|
|
|
|
|
by pona-a
749 days ago
|
|
That's what model interpretability research is. You can train an interpretable model from the uninterpretable teacher, you can look at layer activations and how they correspond to certain features, or apply a hundred other domain-specific methods depending on your architecture. [0] Sadly, insight is always lost. In a noisy world where even with the best regularization, some fitting on it, or higher order features that describe it, is inevitable for maximizing prediction accuracy, especially if you don't have the right tools to model it (like transformers adapting to lacking registers [1]) and yet a lot of parameters within chosen architecture. What's worse, bad expectations are often much worse than none. If your loan had been denied by a fully opaque black box, you may be offered recourse to get an actual human on the case. If they've trained an interpretable student [2], either by intentional manipulation or by pure luck, it may have obscured the effect of some meta-feature likely corresponding to something like race, thus whitewashing the stochastically racist black box. [3] [0] "Interpretability in ML: A Broad Overview" https://www.lesswrong.com/posts/57fTWCpsAyjeAimTp/interpreta...

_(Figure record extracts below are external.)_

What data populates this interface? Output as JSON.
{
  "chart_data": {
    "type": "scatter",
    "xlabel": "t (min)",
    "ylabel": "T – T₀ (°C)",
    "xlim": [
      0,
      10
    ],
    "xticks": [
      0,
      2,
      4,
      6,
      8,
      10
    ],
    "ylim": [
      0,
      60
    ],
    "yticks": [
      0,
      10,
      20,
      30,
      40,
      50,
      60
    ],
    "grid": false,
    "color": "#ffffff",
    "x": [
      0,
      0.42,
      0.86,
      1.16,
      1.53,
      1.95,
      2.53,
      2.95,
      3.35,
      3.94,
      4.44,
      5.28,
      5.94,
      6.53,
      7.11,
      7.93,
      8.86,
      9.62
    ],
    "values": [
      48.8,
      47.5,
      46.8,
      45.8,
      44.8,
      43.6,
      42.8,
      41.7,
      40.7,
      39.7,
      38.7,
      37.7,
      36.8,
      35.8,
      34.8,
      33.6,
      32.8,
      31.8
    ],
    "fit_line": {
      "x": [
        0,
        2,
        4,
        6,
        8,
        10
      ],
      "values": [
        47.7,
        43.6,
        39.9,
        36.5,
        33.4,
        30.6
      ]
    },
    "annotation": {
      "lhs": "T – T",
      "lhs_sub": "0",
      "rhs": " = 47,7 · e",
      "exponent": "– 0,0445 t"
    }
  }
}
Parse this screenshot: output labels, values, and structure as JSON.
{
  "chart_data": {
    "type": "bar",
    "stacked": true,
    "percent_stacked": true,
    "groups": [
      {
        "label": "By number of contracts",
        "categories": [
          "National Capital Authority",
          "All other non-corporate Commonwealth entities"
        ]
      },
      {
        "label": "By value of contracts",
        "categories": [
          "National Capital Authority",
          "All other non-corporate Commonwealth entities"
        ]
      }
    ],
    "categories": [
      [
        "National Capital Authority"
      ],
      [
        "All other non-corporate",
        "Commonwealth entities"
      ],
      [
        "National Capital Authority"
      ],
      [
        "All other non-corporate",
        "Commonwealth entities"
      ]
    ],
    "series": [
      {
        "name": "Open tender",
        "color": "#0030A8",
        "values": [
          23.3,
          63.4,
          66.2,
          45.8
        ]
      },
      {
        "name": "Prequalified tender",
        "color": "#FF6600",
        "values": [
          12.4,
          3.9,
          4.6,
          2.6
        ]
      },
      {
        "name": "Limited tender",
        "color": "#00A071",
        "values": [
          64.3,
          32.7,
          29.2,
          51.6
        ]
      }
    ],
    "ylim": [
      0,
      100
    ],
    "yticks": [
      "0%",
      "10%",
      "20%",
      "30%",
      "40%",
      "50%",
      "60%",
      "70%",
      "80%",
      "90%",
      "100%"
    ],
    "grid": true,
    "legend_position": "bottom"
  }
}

[1] "Thread: Circuits" https://distill.pub/2020/circuits/
[2] "Why Should I Trust You?": Explaining the Predictions of Any Classifier" https://arxiv.org/abs/1602.04938
[3] "Fairwashing: the risk of rationalization" https://proceedings.mlr.press/v97/aivodji19a |
|
I think having multiple layers of abstraction can be really useful and have done it myself for some agent-based models with high levels of complexity. In some sense, these approaches can also be thought of as "in-silica experiments".
You have a model that is complex and relatively inscrutable, just like the real world, but unlike the real world, you can run lots of "experiments" quite cheaply!